Under the pilot program, a single company will move the communication lines, “which will mean that it’ll move much faster, maybe in months rather than years,” Duff said.

Phase 1 began in June. Phase 2 includes Norwalk.

Coleman said the idea in both phases is get a diversity in the types of towns – some urban, some rural – as well as a mix of complexities in pole attachment issues “to test out that this process would work.”

State Senate Majority Leader Bob Duff (D-25) leads a Tuesday news conference in Union Park. (Harold F. Cobin)

Tuesday’s news conference was held in Union Park, where a double pole was an example of greater complexity. In addition to the wires that need to be transferred, the old pole has a cable television box connected to it; the box’s owner will have to come out complete the transfer while the contractor handles the rest of the work.

“We found double poles in South Norwalk that had not only had the electrical lines of top, but then had the traditional communication lines, but they had old communication lines from a company that doesn’t exist anymore and had to try to do detective work on now who owns that which was a company in Pennsylvania,” Duff said. “Then there were some old fire alarm lines from the city from a long time ago that weren’t there either. So not everything’s apples to apples on this.

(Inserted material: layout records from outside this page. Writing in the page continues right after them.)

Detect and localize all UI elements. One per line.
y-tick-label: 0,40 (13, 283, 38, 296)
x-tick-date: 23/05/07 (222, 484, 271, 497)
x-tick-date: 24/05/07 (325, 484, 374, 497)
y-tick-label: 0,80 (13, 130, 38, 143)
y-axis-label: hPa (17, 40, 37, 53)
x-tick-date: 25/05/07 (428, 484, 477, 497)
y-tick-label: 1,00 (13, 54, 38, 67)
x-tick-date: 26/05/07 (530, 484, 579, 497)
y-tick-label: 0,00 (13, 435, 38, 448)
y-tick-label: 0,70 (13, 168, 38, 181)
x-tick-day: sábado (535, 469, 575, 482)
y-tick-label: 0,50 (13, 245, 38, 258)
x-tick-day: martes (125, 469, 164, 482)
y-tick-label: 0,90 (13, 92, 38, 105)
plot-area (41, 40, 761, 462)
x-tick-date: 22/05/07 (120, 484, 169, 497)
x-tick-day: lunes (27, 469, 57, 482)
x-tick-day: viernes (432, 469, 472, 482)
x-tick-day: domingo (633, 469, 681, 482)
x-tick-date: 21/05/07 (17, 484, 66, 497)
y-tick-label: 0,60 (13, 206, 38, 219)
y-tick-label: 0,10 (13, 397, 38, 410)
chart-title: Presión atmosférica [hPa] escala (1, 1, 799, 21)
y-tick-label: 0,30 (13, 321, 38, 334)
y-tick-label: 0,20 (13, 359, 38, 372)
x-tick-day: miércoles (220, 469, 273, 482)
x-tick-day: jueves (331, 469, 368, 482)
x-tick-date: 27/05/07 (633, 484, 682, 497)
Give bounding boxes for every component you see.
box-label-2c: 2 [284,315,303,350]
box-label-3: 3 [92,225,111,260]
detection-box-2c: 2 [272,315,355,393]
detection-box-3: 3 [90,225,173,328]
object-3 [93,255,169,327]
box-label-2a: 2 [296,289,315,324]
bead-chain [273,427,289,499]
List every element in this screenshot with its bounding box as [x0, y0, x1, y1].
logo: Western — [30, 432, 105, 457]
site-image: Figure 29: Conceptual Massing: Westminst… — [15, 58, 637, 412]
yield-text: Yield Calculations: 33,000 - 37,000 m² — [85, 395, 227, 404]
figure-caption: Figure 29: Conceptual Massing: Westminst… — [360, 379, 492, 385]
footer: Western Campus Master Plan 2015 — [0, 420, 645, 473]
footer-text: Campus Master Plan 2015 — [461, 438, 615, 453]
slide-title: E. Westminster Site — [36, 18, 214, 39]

This is why this this pilot is important, to work through some of the issues that are out there.”


5 responses to “Duff touts new State pilot program to remove Norwalk’s ‘double poles’”

  1. Bryan Meek

    Nothing says progress like keeping 150 year old technology above ground.

    Recall earlier in Duff’s career when they put the 345 kV power lines above the connector? Recall how Duff campaigned that he would have those go underground? Recall how every single town along the transmission line got them put underground, EXCEPT for Norwalk.

    One thing you can almost guarantee from a Duff “touted” project is that it will cost more and take much longer than originally forecast and someone besides Norwalk will be the main beneficiary.

  2. Bryan Meek

    Forgot to mention, Duff is just a victim of these poles. We’re supposed to forget that he was chair of the energy commission over a decade ago now. While other communities across the nation are putting their power lines underground, thanks to Bob’s preference for heavy regulations and prevailing wage jobs we simply can not afford to do it here.

  3. Tom Farrington

    Maybe they can relocate the poles in the middle of sidewalks (Beach Road, Flax Hill +++++).

  4. Skip Hagerty

    I am glad Bob is on top of this. While stuck in gridlock traffic yesterday on Route 7….just down the street from the enormous apartment complex at Merritt 7…. I saw one of those “double poles”. For about 20 minutes I had to stare at that terrible eyesore. It was awful and I am so glad it will be gone soon.

    Thank goodness we have leaders like Senator Duff who identify true quality of life issues like “double poles” and spring into action to address them.

    1. David Muccigrosso

      Funny, because I’ve never seen gridlock anywhere in the Merritt 7 area.

      It’s only gridlocked NORTH of the DMV, where we have several different business entrances conflicting with the Rt7 Connector traffic.

      Maybe Wilton shouldn’t have been deadbeats about refusing to allow the connector to pass through. Also, stroads are bad for traffic. Rt7 north of Grist Mill is a classic stroad.